Who pays in the end? – the reality of wealth tax in Hungary according to the expert
Although a detailed plan is not known, Dr. Balázs Békés and dr. Balázs Horváth, members of the board of directors of SQN Trust Bizalmi Vagyonkezelő Zrt., international tax experts, based on their decades of tax experience with domestic and international wealthy individuals, and on international examples, have collected what is worth knowing about wealth taxation, what challenges the legislator would face when introducing a general wealth tax, and how international practice deals with these.
There are many different taxes known around the world, we could even say that the range of taxes is inexhaustible – in Hungary alone there are 54 types of taxes in force – however, the individual types of taxes can be classified into three clearly distinguishable categories in terms of their operation: some tax income (e.g. personal income tax or corporate tax), others tax turnover (e.g. VAT), and there are also property-type taxes (e.g. building tax). According to the recently published program of the TISZA Party, it plans to introduce a tax belonging to the latter category, but the proposal shows a currently unusual tax solution: a general wealth tax for billionaires would be introduced, which would be a new, 1% annual tax on assets over 1 billion forints.
Current wealth-type taxes in the Hungarian legal system
It is worth briefly mentioning in advance that wealth-type taxes have existed in the Hungarian legal system for a long time: they tax either real estate or some more valuable asset. In our current tax system, local governments can tax real estate by imposing a building or land tax, and they can also introduce a settlement tax on tax objects that are not covered by other public charges specified by law. Car owners may also be familiar with the vehicle tax, which by its nature can also be considered a property-type public charge.
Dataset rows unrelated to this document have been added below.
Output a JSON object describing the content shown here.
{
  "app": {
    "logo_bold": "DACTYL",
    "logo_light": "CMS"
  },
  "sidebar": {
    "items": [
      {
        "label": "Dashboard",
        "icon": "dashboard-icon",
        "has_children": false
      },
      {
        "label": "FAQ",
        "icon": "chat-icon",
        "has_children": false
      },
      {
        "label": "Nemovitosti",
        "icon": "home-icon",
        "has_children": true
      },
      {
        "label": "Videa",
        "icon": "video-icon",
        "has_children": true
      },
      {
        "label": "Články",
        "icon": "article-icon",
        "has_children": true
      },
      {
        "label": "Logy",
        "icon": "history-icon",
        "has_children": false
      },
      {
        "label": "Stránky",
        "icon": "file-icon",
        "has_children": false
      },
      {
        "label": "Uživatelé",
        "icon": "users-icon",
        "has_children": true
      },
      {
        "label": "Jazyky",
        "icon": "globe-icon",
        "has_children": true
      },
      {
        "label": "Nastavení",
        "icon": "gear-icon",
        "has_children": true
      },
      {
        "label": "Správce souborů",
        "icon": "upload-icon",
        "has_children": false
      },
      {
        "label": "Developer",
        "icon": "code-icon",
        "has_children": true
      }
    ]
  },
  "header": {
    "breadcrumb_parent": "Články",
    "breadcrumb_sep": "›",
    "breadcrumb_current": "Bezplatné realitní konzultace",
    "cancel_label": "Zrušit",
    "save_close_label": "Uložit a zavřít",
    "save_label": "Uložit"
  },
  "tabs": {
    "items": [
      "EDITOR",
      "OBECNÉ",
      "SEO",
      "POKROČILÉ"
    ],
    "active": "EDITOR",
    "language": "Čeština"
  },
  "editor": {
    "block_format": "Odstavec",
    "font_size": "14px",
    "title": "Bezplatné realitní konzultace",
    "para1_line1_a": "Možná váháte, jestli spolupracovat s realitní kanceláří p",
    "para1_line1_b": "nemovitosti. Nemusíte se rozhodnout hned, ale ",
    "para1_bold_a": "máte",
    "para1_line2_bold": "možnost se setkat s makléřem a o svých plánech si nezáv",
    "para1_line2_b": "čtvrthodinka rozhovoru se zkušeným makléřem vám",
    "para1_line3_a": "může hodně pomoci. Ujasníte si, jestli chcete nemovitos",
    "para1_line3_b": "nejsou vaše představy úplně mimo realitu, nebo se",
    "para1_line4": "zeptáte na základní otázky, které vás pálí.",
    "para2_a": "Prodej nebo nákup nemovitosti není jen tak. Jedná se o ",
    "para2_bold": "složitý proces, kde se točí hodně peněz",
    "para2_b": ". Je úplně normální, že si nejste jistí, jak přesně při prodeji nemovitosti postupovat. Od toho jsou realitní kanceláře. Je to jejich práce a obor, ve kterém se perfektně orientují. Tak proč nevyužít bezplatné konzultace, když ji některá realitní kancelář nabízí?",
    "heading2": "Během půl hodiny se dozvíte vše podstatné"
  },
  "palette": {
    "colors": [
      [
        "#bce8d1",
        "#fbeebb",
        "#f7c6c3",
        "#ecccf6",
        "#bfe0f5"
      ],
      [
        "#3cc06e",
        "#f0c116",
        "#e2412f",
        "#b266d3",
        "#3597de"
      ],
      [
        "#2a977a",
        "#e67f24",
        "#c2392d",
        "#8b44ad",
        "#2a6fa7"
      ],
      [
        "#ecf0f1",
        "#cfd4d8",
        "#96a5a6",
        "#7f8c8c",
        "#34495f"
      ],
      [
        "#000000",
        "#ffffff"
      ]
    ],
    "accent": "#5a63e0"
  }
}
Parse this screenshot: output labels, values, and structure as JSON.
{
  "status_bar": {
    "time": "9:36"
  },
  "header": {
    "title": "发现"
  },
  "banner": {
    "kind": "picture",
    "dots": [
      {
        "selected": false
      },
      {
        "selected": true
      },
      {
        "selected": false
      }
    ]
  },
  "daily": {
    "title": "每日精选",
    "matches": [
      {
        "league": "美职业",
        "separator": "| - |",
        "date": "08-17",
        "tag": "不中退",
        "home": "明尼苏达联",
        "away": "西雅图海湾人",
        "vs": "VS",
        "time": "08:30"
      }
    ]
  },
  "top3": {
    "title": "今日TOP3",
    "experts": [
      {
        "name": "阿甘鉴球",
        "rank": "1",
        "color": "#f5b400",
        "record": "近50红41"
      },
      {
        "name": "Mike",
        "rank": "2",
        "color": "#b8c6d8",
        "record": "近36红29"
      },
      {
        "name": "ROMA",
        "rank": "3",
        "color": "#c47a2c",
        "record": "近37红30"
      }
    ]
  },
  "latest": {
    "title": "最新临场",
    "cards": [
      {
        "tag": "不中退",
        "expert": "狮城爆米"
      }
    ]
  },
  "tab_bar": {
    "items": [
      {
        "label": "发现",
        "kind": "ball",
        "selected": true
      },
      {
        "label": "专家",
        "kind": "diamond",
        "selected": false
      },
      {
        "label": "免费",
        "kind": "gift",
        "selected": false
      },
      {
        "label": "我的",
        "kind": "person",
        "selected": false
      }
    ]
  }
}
However, these taxes cannot be compared in amount with a general wealth tax levied on the wealth of billionaires over one billion forints. For example, a private wealth of two billion forints would be subject to a direct tax obligation of ten million forints per year under the proposal – for comparison, in Budapest’s first district, approximately 4,500 square meters of real estate (or 45 100 square meter apartments) would be subject to a similar amount of building tax.
Regulatory attempts to introduce domestic wealth taxation
Special types of taxes targeting wealthy individuals have been introduced in our tax system on several occasions, taxing “luxury properties” and other assets (aircraft, boats, high-value cars). “These tax laws were adopted by the legislator and applied for a short time, but the Constitutional Court (AC) decided to annul them in its decisions. However, it is worth paying attention to the principles developed by the AC in the area of property taxation, as the constitutional limitations formulated therein generally bind the legislature.” – points out international tax expert Balázs Békés.
For example, in the area of determining the tax base, the AC found it problematic that the competent local government where the property is located could determine the market value considered as the tax base between minimum and maximum values, divorced from the actual market prices, while taxpayers were not provided with the possibility of legal recourse. It is therefore important to avoid that the tax base is determined arbitrarily, and that taxpayers have the opportunity to provide counter-evidence.
Another challenge in determining the tax base was that taxpayers did not have the necessary expertise to determine the market value of their property, while under the previous tax law, the difference between the values determined by the taxpayer and the tax authority could have served as the basis for imposing a tax penalty. The Constitutional Court qualified this circumstance as contrary to the principle of the rule of law.
The Constitutional Court also established in the area of the building tax that it is unlawful to introduce a tax that is of a confiscatory nature, i.e. one that consumes the value of the property within a foreseeable period. The tax introduced must therefore not be grossly disproportionate to the amount of property that is its subject. What constitutes grossly disproportionate cannot be defined in general terms, but a tax liability that reaches the value of the property within the tax limitation period, i.e. within a five-year cycle, would presumably be considered grossly disproportionate.
Determination of market value – or the Achilles heel of wealth tax
If we want to determine the wealth tax base based on the real market value of the taxable object, the precise determination of this market value may indeed raise many questions. As we have seen from the decisions of the Supreme Administrative Court, such an additional obligation cannot be imposed on taxpayers, since a wide range of private individuals cannot be expected to have the expertise of specialized valuers (whether for goodwill or real estate).